Mais voilà, ce ton politisé, engagé et anti-p.c, a peut-être nui aux autres invités qui ne chantent pas cette chanson-là et qui semblaient parachutés d'un autre univers. Il y a bien Serge Grenier qui a fait la nécrologie de ces gens qu'on aimerait voir morts - avec l'humour morbide qu'on lui connaît - mais son numéro était tellement long qu'il a failli casser le rythme du gala. Ce qui est dommage, parce qu'on l'aime tellement... La suite semblait précipitée; John Audet, l'humoriste-motard, n'a pas été utilisé à sa juste valeur, les Pogo Dudes, deux performeurs sur des «springs», ont rapidement sautillé, avant que Laurent Paquin ne rattrape le show dans un monologue ayant pour thème «hostie qu'on conduit mal au Québec», plein de vérités, et tout à fait dans l'esprit du gala. Une découverte dans ces trois heures: P.-A. Méthot, qui aimerait donner une neuvième médaille à Michael Phelps pour en avoir remporté huit en natation tout en étant accusé d'avoir fumé du pot. D'une étonnante aisance sur scène pour sa première participation à un gala.

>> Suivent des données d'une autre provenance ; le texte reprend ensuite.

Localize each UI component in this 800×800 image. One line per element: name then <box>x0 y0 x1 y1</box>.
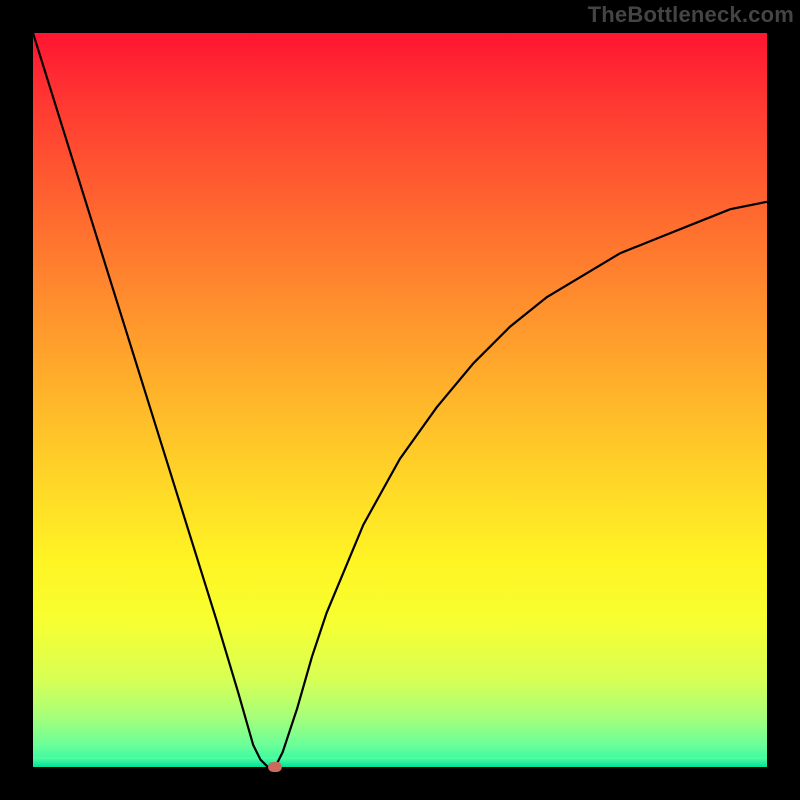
chart-frame: TheBottleneck.com <box>0 0 800 800</box>
curve-layer <box>33 33 767 767</box>
bottleneck-curve <box>33 33 767 767</box>
watermark-text: TheBottleneck.com <box>588 2 794 28</box>
plot-area <box>33 33 767 767</box>
optimal-point-marker <box>268 762 282 772</box>
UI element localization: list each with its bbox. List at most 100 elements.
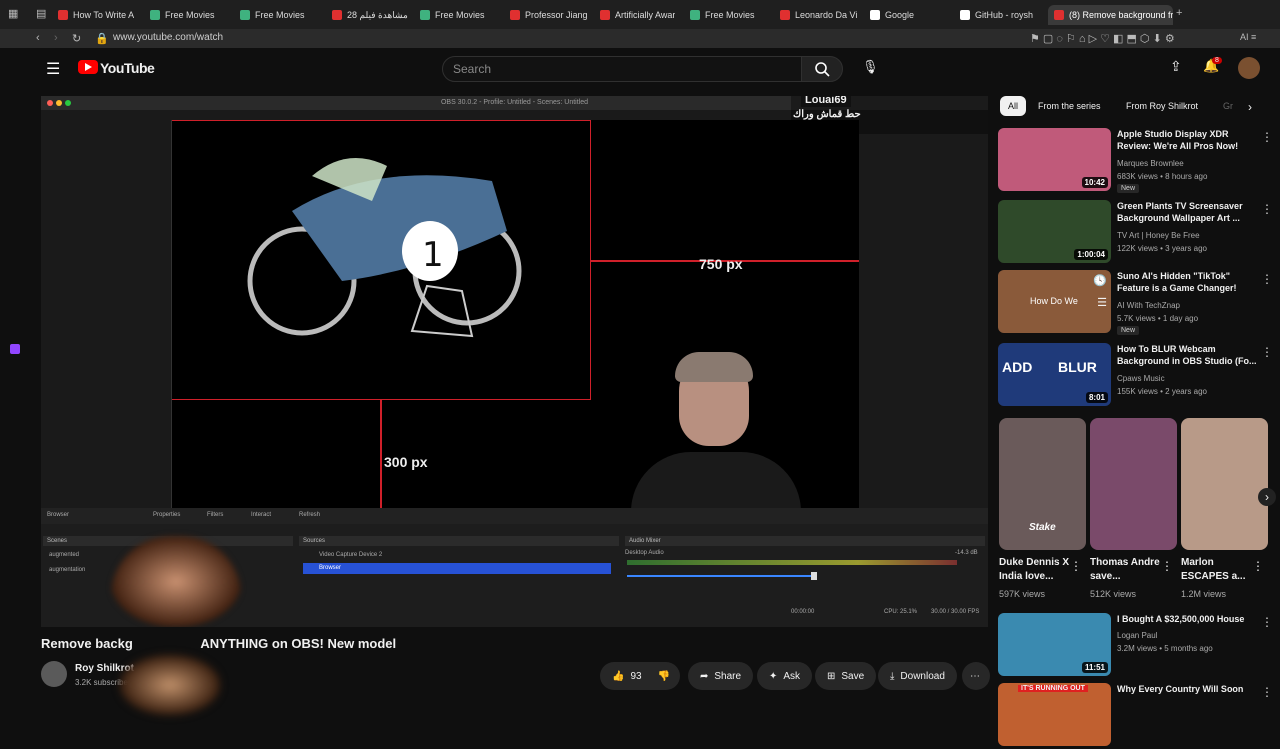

Le tout s'est terminé en compagnie d'une grande chorale, dans un hommage à ces «gens ordinaires » qui réussissent à devenir des vedettes, en présence du vrai Bernard Lachance, des faux Paul Potts et Susan Boyle (incarnés par les Denis Drolet!), et du vrai-de-vrai Normand L'amour. Tous des gens qui ont réussi sans Star Académie, et qui reprenaient la chanson-thème de l'émission. Fallait y penser. En attendant de voir Guy Nantel dans son prochain one-man-show, dont on a bien besoin.